The poor man opened his mouth to say something, but I'd already closed the doors.

"Rainy—" Pops said in a warning tone.

"I knew it." Inside was a paperback copy of 'Empty Graves,' Duke of Chicago book two. "I'm going."

"You can't. You're too close to the story. We both know you've been in love with the Duke since you were a teenager."

"Pops, that was years ago. I'm over him."

"Over him? Really?" He crossed his arms and eyed me sternly. "Did you or did you not attend a book conference last year playing a Duke of Chicago love interest?"

"I may have allegedly attended Murder Me Con, where I cosplayed as the femme fatale Hennie Fox from book six, Chicago River Red. I wouldn't call her a love interest really. She's a paid assassin hired to kill him, but in the end, she repents and turns herself over to the police, because she's in love with him in a sort of sociopathic way."

"Once a Ducky, always a Ducky," he said, taunting me with the nickname devoted readers of the Duke of Chicago series go by.

"You have a crush on Miss Marple. I know it. Grandma knew it.

Even Miss Marple knew it."

At this point, the conversation turned into a staring contest. Finally, I broke the stalemate.

"Come on, please? This is my dream assignment."

If anyone was going to save the Duke of Chicago, it needed to be me. If only to return the favor. A bit of my backstory, in case you haven't read my previous case files: My mother—a second-generation Book Witch—died when I was a baby. Growing up, I hadn't dwelt on my loss much until high school, when I began to feel her absence like a missing limb. Turning sixteen without a mother to teach me to drive or attend my apprenticeship graduation had been quietly awful. The only things that gave me real comfort were the Duke of Chicago books and that other, better, wilder life I led with him inside my imagination. Not that I could have told Pops that. He and Grandma had done everything in their power to give me the best possible childhood. Knowing I'd suffered even five minutes would've broken his dear old heart.

"Can you be professional here?" Pops asked.

"If I weren't your granddaughter, if I were any other Book Witch with my skills and background, you'd send me there in a heartbeat, and you know it. No one is more qualified for this mission than I am."

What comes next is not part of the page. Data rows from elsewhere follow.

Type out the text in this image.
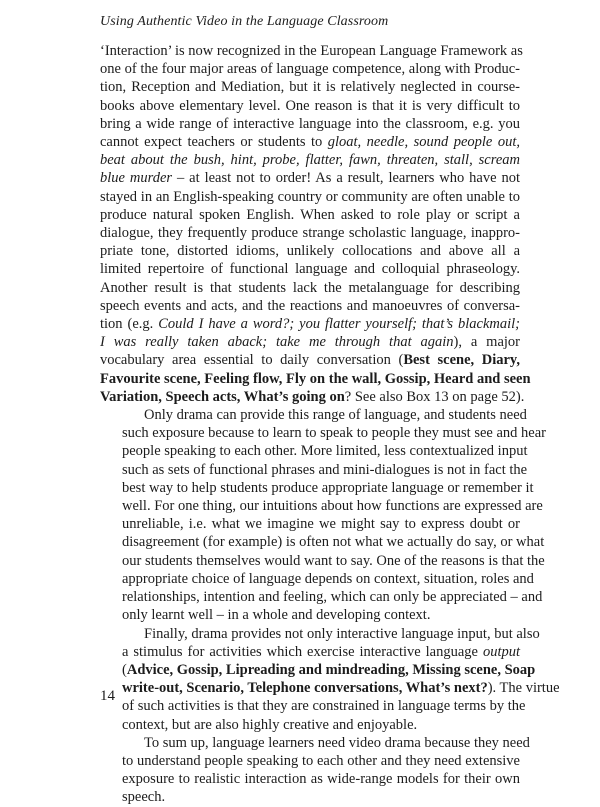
Using Authentic Video in the Language Classroom

‘Interaction’ is now recognized in the European Language Framework as
one of the four major areas of language competence, along with Produc-
tion, Reception and Mediation, but it is relatively neglected in course-
books above elementary level. One reason is that it is very difficult to
bring a wide range of interactive language into the classroom, e.g. you
cannot expect teachers or students to gloat, needle, sound people out,
beat about the bush, hint, probe, flatter, fawn, threaten, stall, scream
blue murder – at least not to order! As a result, learners who have not
stayed in an English-speaking country or community are often unable to
produce natural spoken English. When asked to role play or script a
dialogue, they frequently produce strange scholastic language, inappro-
priate tone, distorted idioms, unlikely collocations and above all a
limited repertoire of functional language and colloquial phraseology.
Another result is that students lack the metalanguage for describing
speech events and acts, and the reactions and manoeuvres of conversa-
tion (e.g. Could I have a word?; you flatter yourself; that’s blackmail;
I was really taken aback; take me through that again), a major
vocabulary area essential to daily conversation (Best scene, Diary,
Favourite scene, Feeling flow, Fly on the wall, Gossip, Heard and seen
Variation, Speech acts, What’s going on? See also Box 13 on page 52).

Only drama can provide this range of language, and students need
such exposure because to learn to speak to people they must see and hear
people speaking to each other. More limited, less contextualized input
such as sets of functional phrases and mini-dialogues is not in fact the
best way to help students produce appropriate language or remember it
well. For one thing, our intuitions about how functions are expressed are
unreliable, i.e. what we imagine we might say to express doubt or
disagreement (for example) is often not what we actually do say, or what
our students themselves would want to say. One of the reasons is that the
appropriate choice of language depends on context, situation, roles and
relationships, intention and feeling, which can only be appreciated – and
only learnt well – in a whole and developing context.

Finally, drama provides not only interactive language input, but also
a stimulus for activities which exercise interactive language output
(Advice, Gossip, Lipreading and mindreading, Missing scene, Soap
write-out, Scenario, Telephone conversations, What’s next?). The virtue
of such activities is that they are constrained in language terms by the
context, but are also highly creative and enjoyable.

To sum up, language learners need video drama because they need
to understand people speaking to each other and they need extensive
exposure to realistic interaction as wide-range models for their own
speech.

14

"You could get hurt," he said.

"And so could you. We've all been hurt."

I pulled back my right sleeve and held up my forearm to display the burn scar from my mission into Ray Bradbury's 'Fahrenheit 451,' when I pulled a copy of John Steinbeck's 'The Grapes of Wrath' from a book fire. Inside the world of the story, it was the last copy of the book left on earth. The act had left my right forearm scarred, but I never regretted it for a second.

"Watching you dive for that book," Pops said, "was the most scared I've ever been. And the proudest."

"Let me make you proud again." I pulled my sleeve back down.

He sighed heavily, and I knew I'd already won even if he didn't quite realize it yet. "They have tommy guns in there." He nodded at the book. "I lost my Mary. I can't lose you too."

Mary, his wife and my grandmother, had been a retired high school English teacher. Grandma had been very ill and suffering for several years, and her death, though heartbreaking, was a peaceful release for her. Unspoken was the fact that Pops had already lost his daughter—my mother—and therefore losing me too would be one tragedy too many for his heart.